In both studies, comparable reductions in central subfield thickness (CST) were observed with faricimab given at intervals of up to four months versus aflibercept given every two months. Safety results were consistent across study arms, with no reported cases of retinal vasculitis or intraocular inflammation (IOI) associated with retinal vein or retinal artery occlusion.
Genentech has a Phase III clinical development program for faricimab. The program includes AVONELLE-X, an extension study of TENAYA and LUCERNE evaluating the long-term safety and tolerability of the therapeutic in wet AMD, and RHONE-X, an extension study of YOSEMITE and RHINE evaluating the long-term safety and tolerability of faricimab in DME.
Additionally, the COMINO and BALATON trials are also underway, evaluating the efficacy and safety of faricimab in people with macular edema following retinal vein occlusion. Genentech has also initiated the Phase IV Elevatum study of Vabysmo in underrepresented patient populations with DME.
About the TENAYA and LUCERNE Studies
According to the company, TENAYA (NCT03823287) and LUCERNE (NCT03823300) are two identical, randomly assigned, multicenter, double-masked, global Phase III studies evaluating the efficacy and safety of fricimab compared to aflibercept in 1,329 people living with wet AMD (671 in TENAYA and 658 in LUCERNE).

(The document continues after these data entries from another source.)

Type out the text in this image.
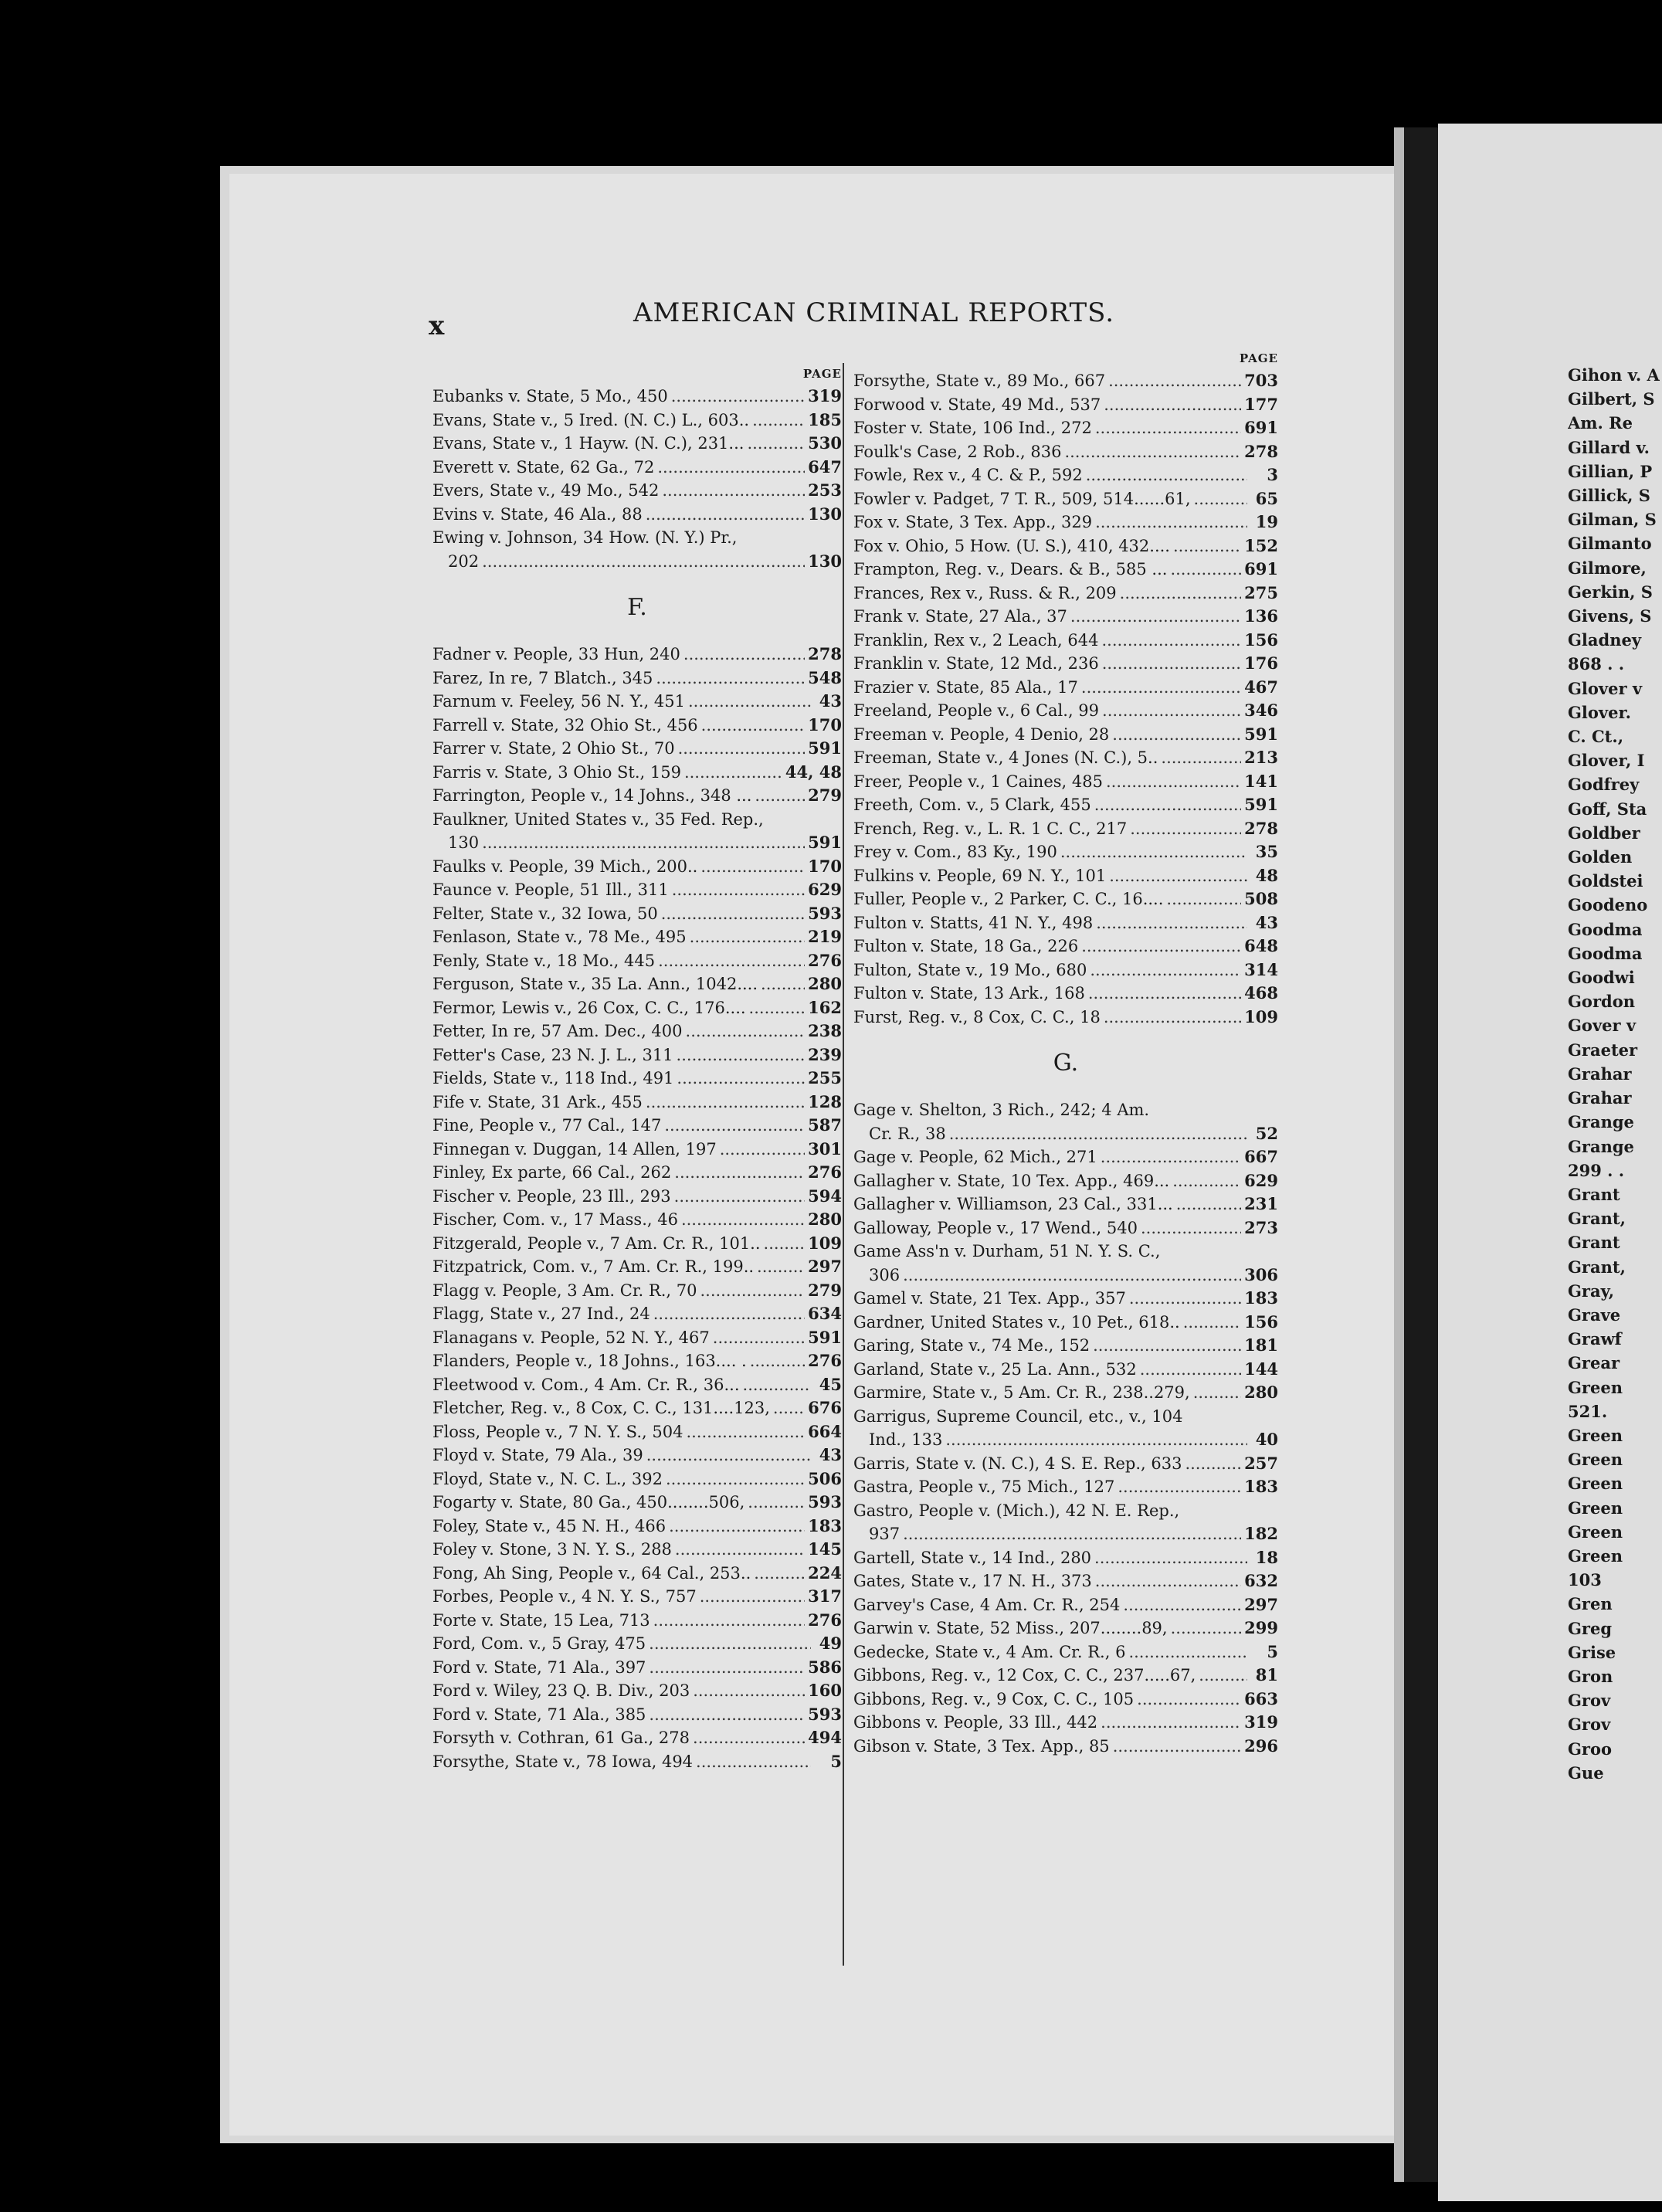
x	AMERICAN CRIMINAL REPORTS.
PAGE
Eubanks v. State, 5 Mo., 450 .....	319
Evans, State v., 5 Ired. (N. C.) L., 603.. .....	185
Evans, State v., 1 Hayw. (N. C.), 231... .....	530
Everett v. State, 62 Ga., 72 .....	647
Evers, State v., 49 Mo., 542 .....	253
Evins v. State, 46 Ala., 88 .....	130
Ewing v. Johnson, 34 How. (N. Y.) Pr.,
202 .....	130
F.
Fadner v. People, 33 Hun, 240 .....	278
Farez, In re, 7 Blatch., 345 .....	548
Farnum v. Feeley, 56 N. Y., 451 .....	43
Farrell v. State, 32 Ohio St., 456 .....	170
Farrer v. State, 2 Ohio St., 70 .....	591
Farris v. State, 3 Ohio St., 159 .....	44, 48
Farrington, People v., 14 Johns., 348 ... .....	279
Faulkner, United States v., 35 Fed. Rep.,
130 .....	591
Faulks v. People, 39 Mich., 200.. .....	170
Faunce v. People, 51 Ill., 311 .....	629
Felter, State v., 32 Iowa, 50 .....	593
Fenlason, State v., 78 Me., 495 .....	219
Fenly, State v., 18 Mo., 445 .....	276
Ferguson, State v., 35 La. Ann., 1042.... .....	280
Fermor, Lewis v., 26 Cox, C. C., 176.... .....	162
Fetter, In re, 57 Am. Dec., 400 .....	238
Fetter's Case, 23 N. J. L., 311 .....	239
Fields, State v., 118 Ind., 491 .....	255
Fife v. State, 31 Ark., 455 .....	128
Fine, People v., 77 Cal., 147 .....	587
Finnegan v. Duggan, 14 Allen, 197 .....	301
Finley, Ex parte, 66 Cal., 262 .....	276
Fischer v. People, 23 Ill., 293 .....	594
Fischer, Com. v., 17 Mass., 46 .....	280
Fitzgerald, People v., 7 Am. Cr. R., 101.. .....	109
Fitzpatrick, Com. v., 7 Am. Cr. R., 199.. .....	297
Flagg v. People, 3 Am. Cr. R., 70 .....	279
Flagg, State v., 27 Ind., 24 .....	634
Flanagans v. People, 52 N. Y., 467 .....	591
Flanders, People v., 18 Johns., 163.... . .....	276
Fleetwood v. Com., 4 Am. Cr. R., 36... .....	45
Fletcher, Reg. v., 8 Cox, C. C., 131....123, ..... 676
Floss, People v., 7 N. Y. S., 504 .....	664
Floyd v. State, 79 Ala., 39 .....	43
Floyd, State v., N. C. L., 392 .....	506
Fogarty v. State, 80 Ga., 450........506, .....	593
Foley, State v., 45 N. H., 466 .....	183
Foley v. Stone, 3 N. Y. S., 288 .....	145
Fong, Ah Sing, People v., 64 Cal., 253.. .....	224
Forbes, People v., 4 N. Y. S., 757 .....	317
Forte v. State, 15 Lea, 713 .....	276
Ford, Com. v., 5 Gray, 475 .....	49
Ford v. State, 71 Ala., 397 .....	586
Ford v. Wiley, 23 Q. B. Div., 203 .....	160
Ford v. State, 71 Ala., 385 .....	593
Forsyth v. Cothran, 61 Ga., 278 .....	494
Forsythe, State v., 78 Iowa, 494 .....	5
PAGE
Forsythe, State v., 89 Mo., 667 .....	703
Forwood v. State, 49 Md., 537 .....	177
Foster v. State, 106 Ind., 272 .....	691
Foulk's Case, 2 Rob., 836 .....	278
Fowle, Rex v., 4 C. & P., 592 .....	3
Fowler v. Padget, 7 T. R., 509, 514......61, .....	65
Fox v. State, 3 Tex. App., 329 .....	19
Fox v. Ohio, 5 How. (U. S.), 410, 432.... .....	152
Frampton, Reg. v., Dears. & B., 585 ... .....	691
Frances, Rex v., Russ. & R., 209 .....	275
Frank v. State, 27 Ala., 37 .....	136
Franklin, Rex v., 2 Leach, 644 .....	156
Franklin v. State, 12 Md., 236 .....	176
Frazier v. State, 85 Ala., 17 .....	467
Freeland, People v., 6 Cal., 99 .....	346
Freeman v. People, 4 Denio, 28 .....	591
Freeman, State v., 4 Jones (N. C.), 5.. .....	213
Freer, People v., 1 Caines, 485 .....	141
Freeth, Com. v., 5 Clark, 455 .....	591
French, Reg. v., L. R. 1 C. C., 217 .....	278
Frey v. Com., 83 Ky., 190 .....	35
Fulkins v. People, 69 N. Y., 101 .....	48
Fuller, People v., 2 Parker, C. C., 16.... .....	508
Fulton v. Statts, 41 N. Y., 498 .....	43
Fulton v. State, 18 Ga., 226 .....	648
Fulton, State v., 19 Mo., 680 .....	314
Fulton v. State, 13 Ark., 168 .....	468
Furst, Reg. v., 8 Cox, C. C., 18 .....	109
G.
Gage v. Shelton, 3 Rich., 242; 4 Am.
Cr. R., 38 .....	52
Gage v. People, 62 Mich., 271 .....	667
Gallagher v. State, 10 Tex. App., 469... .....	629
Gallagher v. Williamson, 23 Cal., 331... .....	231
Galloway, People v., 17 Wend., 540 .....	273
Game Ass'n v. Durham, 51 N. Y. S. C.,
306 .....	306
Gamel v. State, 21 Tex. App., 357 .....	183
Gardner, United States v., 10 Pet., 618.. .....	156
Garing, State v., 74 Me., 152 .....	181
Garland, State v., 25 La. Ann., 532 .....	144
Garmire, State v., 5 Am. Cr. R., 238..279, .....	280
Garrigus, Supreme Council, etc., v., 104
Ind., 133 .....	40
Garris, State v. (N. C.), 4 S. E. Rep., 633 .....	257
Gastra, People v., 75 Mich., 127 .....	183
Gastro, People v. (Mich.), 42 N. E. Rep.,
937 .....	182
Gartell, State v., 14 Ind., 280 .....	18
Gates, State v., 17 N. H., 373 .....	632
Garvey's Case, 4 Am. Cr. R., 254 .....	297
Garwin v. State, 52 Miss., 207........89, .....	299
Gedecke, State v., 4 Am. Cr. R., 6 .....	5
Gibbons, Reg. v., 12 Cox, C. C., 237.....67, .....	81
Gibbons, Reg. v., 9 Cox, C. C., 105 .....	663
Gibbons v. People, 33 Ill., 442 .....	319
Gibson v. State, 3 Tex. App., 85 .....	296
Gihon v. A
Gilbert, S
Am. Re
Gillard v.
Gillian, P
Gillick, S
Gilman, S
Gilmanto
Gilmore,
Gerkin, S
Givens, S
Gladney
868 . .
Glover v
Glover.
C. Ct.,
Glover, I
Godfrey
Goff, Sta
Goldber
Golden
Goldstei
Goodeno
Goodma
Goodma
Goodwi
Gordon
Gover v
Graeter
Grahar
Grahar
Grange
Grange
299 . .
Grant
Grant,
Grant
Grant,
Gray,
Grave
Grawf
Grear
Green
521.
Green
Green
Green
Green
Green
Green
103
Gren
Greg
Grise
Gron
Grov
Grov
Groo
Gue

Moreover, Genentech noted that the studies each have two treatment arms: Faricimab 6 mg administered at intervals of 2, 3 or 4 months, following 4 initial monthly doses, selected based on objective assessment of disease activity as measured by optical coherence tomography and visual acuity evaluations at weeks 20 and 24; and aflibercept 2 mg administered at fixed two-month intervals after three initial monthly doses. At week 60, patients randomized to the faricimab arm were treated using a treat-and-extend approach up to week 108. Dosing schedule for faricimab patients during the treat-and-extend phase was adjusted based on treatment response as determined by central subfield thickness (CST) and visual acuity. In both arms, sham injections were administered at study visits when treatment injections were not scheduled to maintain the masking of investigators and participants.
The primary endpoint of the studies is the average change in best-corrected visual acuity (BCVA) score (the best distance vision a person can achieve – including with correction such as glasses – when reading letters on an eye chart) from baseline, averaged over weeks 40, 44 and 48. Secondary endpoints include safety; the percentage of participants in the faricimab arm receiving treatment every two, three and four months; the percentage of participants achieving a gain, and the percentage avoiding a loss, of 15 letters or more in BCVA from baseline over time; and change in CST from baseline over time.